I acknowledge that copying the objects is a potential issue, but I think
this would be solved by making the sequence repetition operator
functionally equivalent to the list comprehension, such that [x()] * 5
is the same, semantically, as [x() for i in range(5)].  Alternatively,
these objects could be copied in the same manner as the deepcopy
functionality, although this solution may not be the best way to do it.

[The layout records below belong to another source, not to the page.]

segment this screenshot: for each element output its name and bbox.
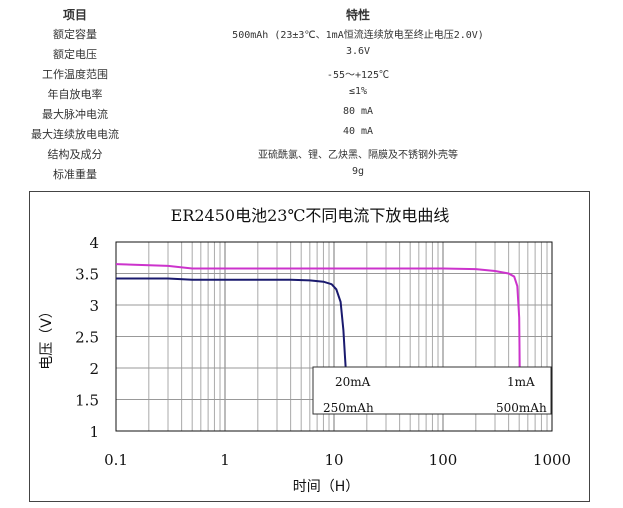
spec-value: ≤1% xyxy=(348,86,368,97)
y-tick-label: 3 xyxy=(89,297,99,315)
spec-value: 80 mA xyxy=(342,106,374,117)
y-tick-label: 1.5 xyxy=(75,392,99,410)
chart-frame: ER2450电池23℃不同电流下放电曲线 0.1 1 10 100 1000 1 1.5 2 2… xyxy=(29,191,590,502)
series-lines xyxy=(115,263,521,369)
spec-row: 最大脉冲电流 80 mA xyxy=(0,106,623,126)
chart-title: ER2450电池23℃不同电流下放电曲线 xyxy=(171,206,450,225)
legend-capacity-label: 250mAh xyxy=(323,401,374,415)
spec-header-label: 项目 xyxy=(62,8,87,22)
y-tick-label: 2 xyxy=(89,360,99,378)
y-tick-label: 3.5 xyxy=(75,266,99,284)
y-tick-label: 2.5 xyxy=(75,329,99,347)
spec-value: 500mAh (23±3℃、1mA恒流连续放电至终止电压2.0V) xyxy=(232,30,484,41)
x-tick-label: 10 xyxy=(324,451,343,469)
spec-label: 最大脉冲电流 xyxy=(42,108,108,121)
discharge-chart: ER2450电池23℃不同电流下放电曲线 0.1 1 10 100 1000 1 1.5 2 2… xyxy=(39,206,571,495)
y-tick-label: 1 xyxy=(89,423,99,441)
spec-row: 标准重量 9g xyxy=(0,166,623,186)
spec-row: 额定容量 500mAh (23±3℃、1mA恒流连续放电至终止电压2.0V) xyxy=(0,26,623,46)
series-line xyxy=(115,263,521,369)
y-tick-label: 4 xyxy=(89,234,99,252)
spec-header-row: 项目 特性 xyxy=(0,6,623,26)
spec-row: 最大连续放电电流 40 mA xyxy=(0,126,623,146)
ticks: 0.1 1 10 100 1000 1 1.5 2 2.5 3 3.5 4 xyxy=(75,234,571,469)
legend-box xyxy=(312,366,552,415)
series-line xyxy=(116,277,347,369)
spec-label: 年自放电率 xyxy=(47,88,103,101)
spec-row: 年自放电率 ≤1% xyxy=(0,86,623,106)
spec-row: 额定电压 3.6V xyxy=(0,46,623,66)
x-tick-label: 100 xyxy=(429,451,458,469)
spec-row: 工作温度范围 -55～+125℃ xyxy=(0,66,623,86)
plot-border xyxy=(115,241,553,432)
y-axis-label: 电压（V） xyxy=(39,304,55,370)
spec-value: 9g xyxy=(351,166,365,177)
spec-label: 工作温度范围 xyxy=(42,68,108,81)
x-tick-label: 1000 xyxy=(533,451,571,469)
spec-row: 结构及成分 亚硫酰氯、锂、乙炔黑、隔膜及不锈钢外壳等 xyxy=(0,146,623,166)
legend-capacity-label: 500mAh xyxy=(496,401,547,415)
spec-label: 额定容量 xyxy=(53,28,97,41)
spec-value: 40 mA xyxy=(342,126,374,137)
x-axis-label: 时间（H） xyxy=(293,479,360,495)
legend-series-name: 20mA xyxy=(335,375,371,389)
spec-label: 最大连续放电电流 xyxy=(31,128,119,141)
spec-value: -55～+125℃ xyxy=(326,70,390,81)
grid xyxy=(115,241,552,432)
legend-series-name: 1mA xyxy=(507,375,535,389)
spec-header-value: 特性 xyxy=(345,8,370,22)
spec-label: 额定电压 xyxy=(53,48,97,61)
spec-value: 3.6V xyxy=(345,46,371,57)
spec-value: 亚硫酰氯、锂、乙炔黑、隔膜及不锈钢外壳等 xyxy=(258,150,458,161)
spec-label: 结构及成分 xyxy=(47,148,103,161)
x-tick-label: 0.1 xyxy=(104,451,128,469)
spec-label: 标准重量 xyxy=(53,168,97,181)
x-tick-label: 1 xyxy=(220,451,230,469)
legend: 20mA 1mA 250mAh 500mAh xyxy=(312,366,552,415)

Ostensibly, I don't see why this wouldn't apply to all collection
objects that use the sequence repetition operator (lists, tuples, etc.)
to create a sequence.

I agree with your description of the current behavior as "to repeat the
currently existing objects".  But it seems to me that except for some
extremely special cases, this limits it to immutable objects, where
(somewhat ironically) there is no functional difference between
repeating the objects and copying them other than slight differences in
memory usage.

On 5/31/16 1:46 AM, M.-A. Lemburg wrote:
> On 31.05.2016 07:27, Matthew Tanous wrote:
>>
>> Currently, the use of the (*) operator on a list is to duplicate a list
>> by creating multiple references to the same object.  While this works
>> intuitively for immutable objects (like [True] * 5) as these immutable
>> references are replaced when the list is assigned to, it makes the
>> operator nigh unusable for mutable objects.
>>
>> The most obvious case is when the operator is duplicated in a sequence
>> like this:
>>
>> arr = [[True] * 5] * 5
>>
>> This does not create a matrix-like arrangement of the immutable truth
>> variable, but instead creates a list of 5 references to the same list,
>> such that a following assignment like arr[2][3] = False will not change
>> just that one index, but every 4th element of each list in the outer
list.
>>
>> ...
>>
>> It is my opinion that the sequence repetition operator should be
>> modified to make copies of the objects it is repeating, rather than
>> copying references alone.  I believe this would both be more intuitive
>> from a semantic point of view and more useful for the developer.
>>
>> This would change the operator in a way that is mostly unseen in current
>> usage ([5] * 3 would still result in [5, 5, 5]) while treating mutable
>> nesting in a way that is more understandable from the apparent intent of
>> the syntax construction.
>
> Some questions:
>
> * How would you determine whether a list element is mutable
> or not ?
>
> * How would you copy the elements ?
>
> * For which object types would you want to change the behavior ?
>
> I agree that the repeat operator can sometimes create confusing
> and unwanted object structures if not used correctly, but it's main
> purpose it to repeat the already existing objects, not to copy them,
> so the current behavior still is conceptually correct.